Par une décision du 28 juin 2018, la commission fédérale des règlements et contentieux de la Fédération française de football, qui a considéré que les licences de six joueuses américaines du Havre Athlétique Club étaient irrégulières, a déclaré l'OGC Nice vainqueur de ces deux rencontres et a annulé les licences délivrées aux six joueuses.

 

Sur recours du Havre Athlétique Club, la Commission supérieure d'appel de la Fédération française de football, qui a estimé que les licences délivrées aux joueuses américaines n'étaient pas irrégulières, a, par une décision du 5 juillet 2018, infirmé la décision de la commission fédérale des règlements et contentieux et confirmé le résultat acquis sur le terrain.

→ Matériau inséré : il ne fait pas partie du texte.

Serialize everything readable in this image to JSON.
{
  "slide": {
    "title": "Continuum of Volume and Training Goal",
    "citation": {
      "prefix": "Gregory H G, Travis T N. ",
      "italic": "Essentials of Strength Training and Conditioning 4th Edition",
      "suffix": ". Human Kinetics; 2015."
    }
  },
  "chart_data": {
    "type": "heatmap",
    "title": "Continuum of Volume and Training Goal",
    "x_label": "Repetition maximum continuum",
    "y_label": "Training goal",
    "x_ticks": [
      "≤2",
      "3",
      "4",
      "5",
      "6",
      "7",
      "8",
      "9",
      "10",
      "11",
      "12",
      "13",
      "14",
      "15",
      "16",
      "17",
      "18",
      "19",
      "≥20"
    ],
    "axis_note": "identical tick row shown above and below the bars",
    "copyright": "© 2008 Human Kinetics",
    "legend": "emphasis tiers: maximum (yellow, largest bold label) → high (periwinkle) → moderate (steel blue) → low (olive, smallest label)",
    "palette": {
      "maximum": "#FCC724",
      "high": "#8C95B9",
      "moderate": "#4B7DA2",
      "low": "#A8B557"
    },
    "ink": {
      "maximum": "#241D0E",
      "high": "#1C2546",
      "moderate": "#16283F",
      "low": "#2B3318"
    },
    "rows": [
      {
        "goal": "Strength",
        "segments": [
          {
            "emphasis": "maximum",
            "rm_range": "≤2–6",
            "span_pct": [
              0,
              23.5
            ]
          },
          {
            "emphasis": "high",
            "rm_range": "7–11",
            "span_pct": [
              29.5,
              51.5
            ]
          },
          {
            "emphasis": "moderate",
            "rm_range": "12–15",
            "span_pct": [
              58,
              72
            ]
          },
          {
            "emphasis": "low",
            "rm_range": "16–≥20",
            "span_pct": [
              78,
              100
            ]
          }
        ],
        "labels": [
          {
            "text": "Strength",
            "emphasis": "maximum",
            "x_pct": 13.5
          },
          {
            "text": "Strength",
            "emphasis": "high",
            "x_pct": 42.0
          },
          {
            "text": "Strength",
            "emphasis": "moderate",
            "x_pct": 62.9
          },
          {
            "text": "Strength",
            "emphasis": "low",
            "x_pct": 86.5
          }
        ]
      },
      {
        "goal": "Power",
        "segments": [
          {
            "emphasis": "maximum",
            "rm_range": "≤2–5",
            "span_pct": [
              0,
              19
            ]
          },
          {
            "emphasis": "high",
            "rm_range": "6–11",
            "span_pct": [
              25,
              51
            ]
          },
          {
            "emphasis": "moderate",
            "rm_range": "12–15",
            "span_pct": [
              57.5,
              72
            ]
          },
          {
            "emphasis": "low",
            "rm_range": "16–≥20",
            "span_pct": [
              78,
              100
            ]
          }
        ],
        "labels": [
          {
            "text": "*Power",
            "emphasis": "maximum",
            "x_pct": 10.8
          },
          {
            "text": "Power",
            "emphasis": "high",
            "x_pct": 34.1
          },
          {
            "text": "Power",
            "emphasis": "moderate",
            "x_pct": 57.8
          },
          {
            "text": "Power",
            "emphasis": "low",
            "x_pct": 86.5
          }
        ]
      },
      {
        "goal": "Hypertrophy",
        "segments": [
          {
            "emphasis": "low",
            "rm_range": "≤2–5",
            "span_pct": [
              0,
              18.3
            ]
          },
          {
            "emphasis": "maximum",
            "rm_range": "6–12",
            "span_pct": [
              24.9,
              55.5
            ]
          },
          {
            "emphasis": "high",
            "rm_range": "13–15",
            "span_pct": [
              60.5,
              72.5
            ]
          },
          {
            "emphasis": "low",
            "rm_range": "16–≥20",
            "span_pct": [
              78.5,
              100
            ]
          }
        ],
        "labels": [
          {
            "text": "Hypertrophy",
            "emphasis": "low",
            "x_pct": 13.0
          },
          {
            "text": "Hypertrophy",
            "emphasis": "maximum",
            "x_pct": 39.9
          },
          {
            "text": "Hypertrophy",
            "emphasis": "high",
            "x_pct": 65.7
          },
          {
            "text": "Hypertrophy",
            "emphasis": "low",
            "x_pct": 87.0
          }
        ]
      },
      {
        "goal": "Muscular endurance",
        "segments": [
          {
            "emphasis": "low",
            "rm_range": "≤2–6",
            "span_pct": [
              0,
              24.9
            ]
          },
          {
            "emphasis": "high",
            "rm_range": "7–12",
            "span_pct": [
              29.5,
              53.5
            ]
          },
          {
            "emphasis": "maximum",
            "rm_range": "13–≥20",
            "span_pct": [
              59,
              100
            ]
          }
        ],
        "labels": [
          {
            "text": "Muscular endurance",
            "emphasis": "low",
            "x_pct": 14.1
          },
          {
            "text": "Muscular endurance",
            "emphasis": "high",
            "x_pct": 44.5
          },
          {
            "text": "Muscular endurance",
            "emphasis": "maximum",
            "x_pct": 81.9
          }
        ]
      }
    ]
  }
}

La conciliatrice désignée par le président de la conférence des conciliateurs du Comité national olympique et sportif français a recommandé le 16 aout 2018, à l'Olympique Gymnastique Club de Nice Football de s'en tenir à la décision du 5 juillet 2018.

 

Saisi de la demande de l'Olympique Gymnastique Club de Nice Football, le tribunal administratif de Paris, par un jugement du 10 octobre 2019 a annulé pour erreur de droit la décision la Commission supérieure d'appel du 5 juillet 2018.

 

La Fédération française de football a relevé appel de ce jugement.

 

Elle estimait que l'article 106 de ses règlements généraux devait s'analyser et interpréter à la lumière de l'article 4 du règlement du statut et du transfert des joueurs de la FIFA qui prévoient qu'un joueur professionnel qui met fin à sa carrière au terme de son contrat, de même qu'un amateur qui met fin à son activité, demeurent enregistrés pendant trente mois auprès de l'association de leur dernier club de sorte qu'aucun certificat international de transfert ne pouvait être pa exigé pour les joueurs ayant rompu avec leur club étranger depuis plus de trente mois.

 

Tel n'est pas l'analyse partagée par la Cour administrative d'appel de Paris, laquelle, aux termes d'un arrêt du 23 mars 2021, considère qu'il appartenait à la FFF, "si elle entendait tempérer la rigueur de l'article 106 1° de ses règlements généraux, de les modifier pour les mettre en harmonie avec ceux de la FIFA".